# Cervelo P5 leaked photos



## Propofol (Jul 5, 2005)

Cervelo P5 Leaked Official Photos | COMMONHype


----------



## LMWEL (Jan 5, 2010)

Holy..... I'm speechless.


----------



## Cervelo S-5 (Dec 16, 2011)

OMG! I have a 2012 P-3 that I love............, but wow ,now I have a woody!!!!!!!!!!!!!!!! Somebody please help me and cut up my visa!!!!!!!!!!!!!!!!!!!!


----------



## cda 455 (Aug 9, 2010)

Interesting lines on the frame design.


----------



## simonaway427 (Jul 12, 2010)

That's the Tri/UCI illegal version.

There are photos of the UCI legal version over at weight wienies with the legal front fork.


----------



## j.knight (Dec 14, 2005)

Wow!! 
Looks like they copied the seat cluster from a Kestrel and came up with some bold new graphics. Incredible. What a work of engineering!!


----------



## Urb (Jul 19, 2010)

j.knight said:


> Wow!!
> Looks like they copied the seat cluster from a Kestrel and came up with some bold new graphics. Incredible. What a work of engineering!!
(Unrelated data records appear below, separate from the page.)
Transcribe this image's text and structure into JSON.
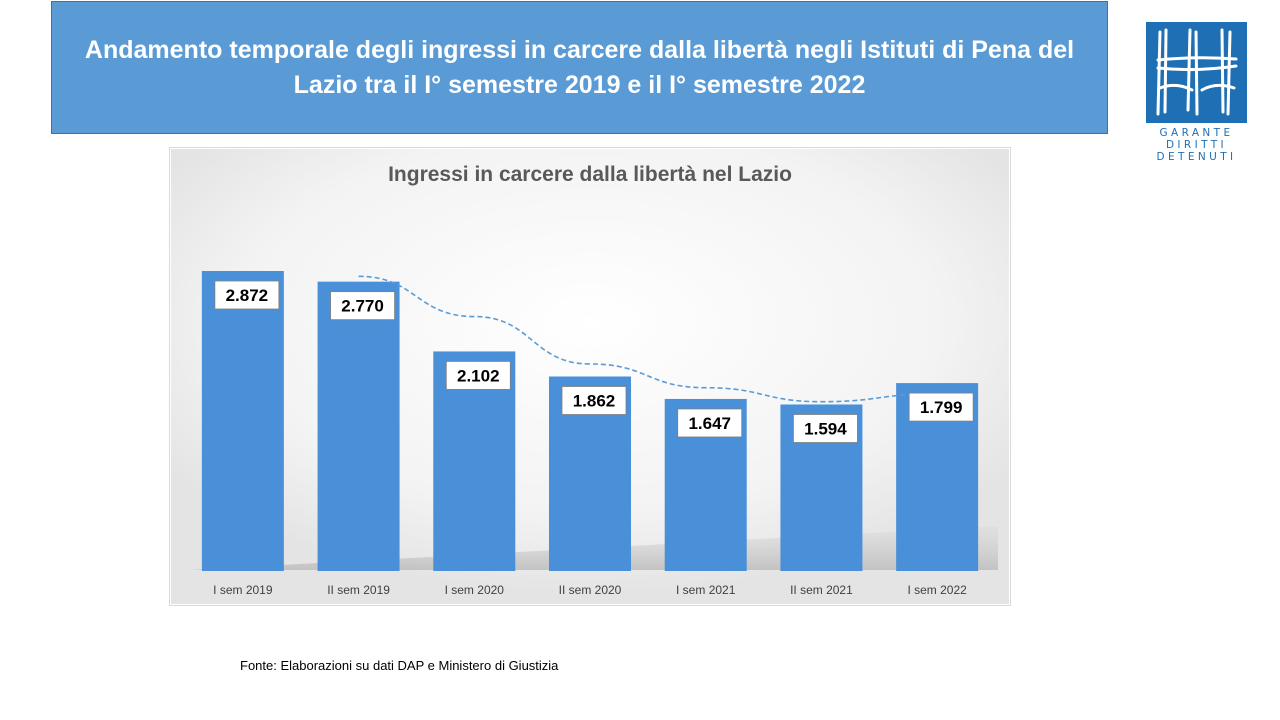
{
  "header": {
    "title": "Andamento temporale degli ingressi in carcere dalla libertà negli Istituti di Pena del Lazio tra il I° semestre 2019 e il I° semestre 2022"
  },
  "logo": {
    "lines": [
      "GARANTE",
      "DIRITTI",
      "DETENUTI"
    ],
    "color": "#1f6fb5"
  },
  "chart_data": {
    "type": "bar",
    "title": "Ingressi in carcere dalla libertà nel Lazio",
    "categories": [
      "I sem 2019",
      "II sem 2019",
      "I sem 2020",
      "II sem 2020",
      "I sem 2021",
      "II sem 2021",
      "I sem 2022"
    ],
    "values": [
      2872,
      2770,
      2102,
      1862,
      1647,
      1594,
      1799
    ],
    "data_labels": [
      "2.872",
      "2.770",
      "2.102",
      "1.862",
      "1.647",
      "1.594",
      "1.799"
    ],
    "trendline": "moving-average-dashed",
    "ylim": [
      0,
      2872
    ],
    "grid": false,
    "legend": "none",
    "bar_color": "#4a90d9",
    "trend_color": "#5b9bd5"
  },
  "footer": {
    "source": "Fonte:  Elaborazioni su dati DAP e Ministero di Giustizia"
  }
}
Cause I'm sure that's where all the net speed gain comes from. Like seriously without the seat cluster design from kestrel think how slow the p5 would be. Good work cervelo spies.


----------



## SolidSnake03 (Jun 22, 2011)

Wow quite sharp, I think the simply fast motto fits it pretty well actually. The bike frame/set up doesn't look overly complicated or "busy".


----------